More on generic variance

In my entry on generic variance in the CLR, I said that you can’t convert a List<String> to a List<Object>, or even an IEnumerable<String> to IEnumerable<Object>.  I should point out however that the real-world scenarios where you’d want to do this usually involve passing an object of a more specific type to an API that (for abstraction reasons) takes a less specific type.  For example, say you have a class hierarchy like this:

 

    abstract class Shape

    {

        public abstract double ComputeArea();

    }

    class Square : Shape

    {

        public Square(double height)

        {

            m_height = height;

        }

        public override double ComputeArea()

        {

            return m_height * m_height;

        }

        private double m_height;

    }

    class Circle : Shape

    {

        public Circle(double radius)

        {

            m_radius = radius;

        }

        public override double ComputeArea()

        {

            return Math.PI * m_radius * m_radius;

        }

        private double m_radius;

    }

You’d like to be able to use it uniformly like this:

 

    class Program

    {

        static void Main(string[] args)

        {

            List<Square> ls = new List<Square>();

            ls.Add(new Square(2));

            ls.Add(new Square(3));

            double totS = GetTotalArea(ls); // won’t compile

            List<Circle> lc = new List<Circle>();

            lc.Add(new Circle(2));

            lc.Add(new Circle(3));

            double totC = GetTotalArea(lc); // won’t compile

        }

        public static double GetTotalArea( IEnumerable<Shape> l)

        {

            double total = 0;

            foreach (Shape s in l)

            {

                total += s.ComputeArea();

            }

            return total;

        }

    }

 

This would only work if C# supported generic variance and IEnumerable was defined as IEnumerable<+T>.  However, there is another option in this case.  You could make GetTotalArea a generic method and rely on a base-type constraint:

        public static double GetTotalArea<T>(IEnumerable<T> l)
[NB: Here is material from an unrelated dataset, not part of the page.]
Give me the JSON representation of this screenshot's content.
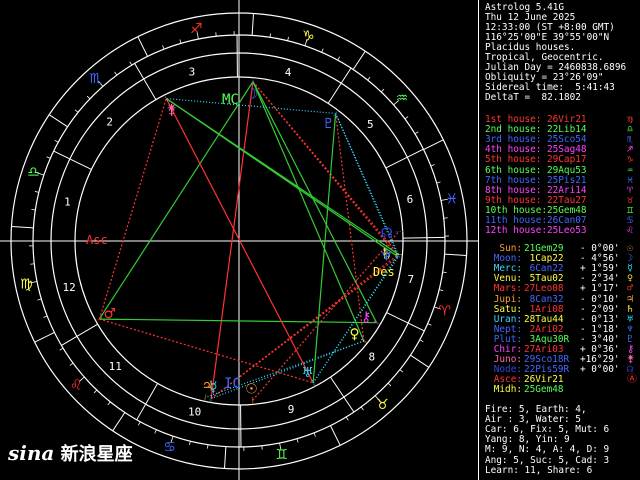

            where T : Shape

        {

            double total = 0;

            foreach (Shape s in l)

            {

                total += s.ComputeArea();

            }

            return total;

        }

 

Now the above Main method will work perfectly, you don’t even have to modify it to specify the type parameters (C#’s type inference can figure them out automatically).  So although you're not really converting an IEnumerable<Square> to an IEnumerable<Shape>, you are able to use it that way.

 

This is certainly great.  And in practice, most .NET developers will find the support in .NET 2.0 for generics to be more than powerful enough.  However, if you’re trying to do some serious “generic programming” [3], or if you’re excited by programming language theory like I am, then this does still leave something to be desired.  Most notably, we can specify an upper-bound using a constraint like this (rather than require our language to support covariant type parameters), but the CLR and C# don’t have support for lower bounds (“supertype constraints”) so you can’t use this technique in place of contravariant type parameters (eg. my IComparer<-T> example).  See section 4.4 (“Comparison with Parametric Methods”) of [1] for more details.

 

Java 5 addresses these scenarios with “Wildcard types” [2].  Eg. you would use a “List<? extends Shape>” in Java to implement my example above, and there is also a syntax “? super T” for lower-bounds.  It’s interesting to note that the authors of the paper on wildcards indicate that the main advantage of wildcard types over using normal generic methods (as I’ve done above) is that wildcard types don’t require exact type information (see section 4.4 of [2]).  The big difference between generics in .NET and Java is that in .NET, the CLR supports generics to the core and so we have exact type information everywhere (which is why you can get information about generic types using Reflection at run-time).  In Java, generics are “erased” by the compiler, and so at run-time, the information about generic instantiations are lost.  Using erasure has the benefit of better compatibility with old code and a much simpler implementation, but extending the VM (like we did for the CLR) has several important benefits including avoiding boxing for instantiations at value types and therefore better performance (eg. a List<int> can be very efficient), and the ability to use exact type information at run-time.

 

The big difference between wildcards and generic variance in the CLR is that wildcard types are an example of “usage-site variance” where MSIL uses “definition-site variance” (meaning it’s the type definition that specifies the variance annotation, not the user of the type).  I was reading about a cool academic programming language called Scala recently, and was pleased to see that after some experience with usage-site variance, they decided to switch to definition-site variance because they found it easier to use correctly (see “Comparison with wildcards” in [4]).  Scala is a very cool language (my programming languages professor recently mentioned it as a great example of a language on the forefront of modern academic language design), and can target .NET.  Unfortunately they haven’t built support for the V2.0 CLR yet so they aren’t actually making use of the definition-site variance support in the CLR (for the moment <grin>).

 

Anyway, I think that’s about all I have to say about generic variance.  I’ve got a programming languages exam on Tuesday (I’m working on my masters in computer science) so I think I better stop procrastinating and study for it <grin>.

 

References

[1] On variance-based subtyping for parametric types

[2] Adding Wildcards to the Java Programming Language

[3] A Comparative Study of Language Support for Generic Programming

[4] An Overview of the Scala Programming Language (2. Edition)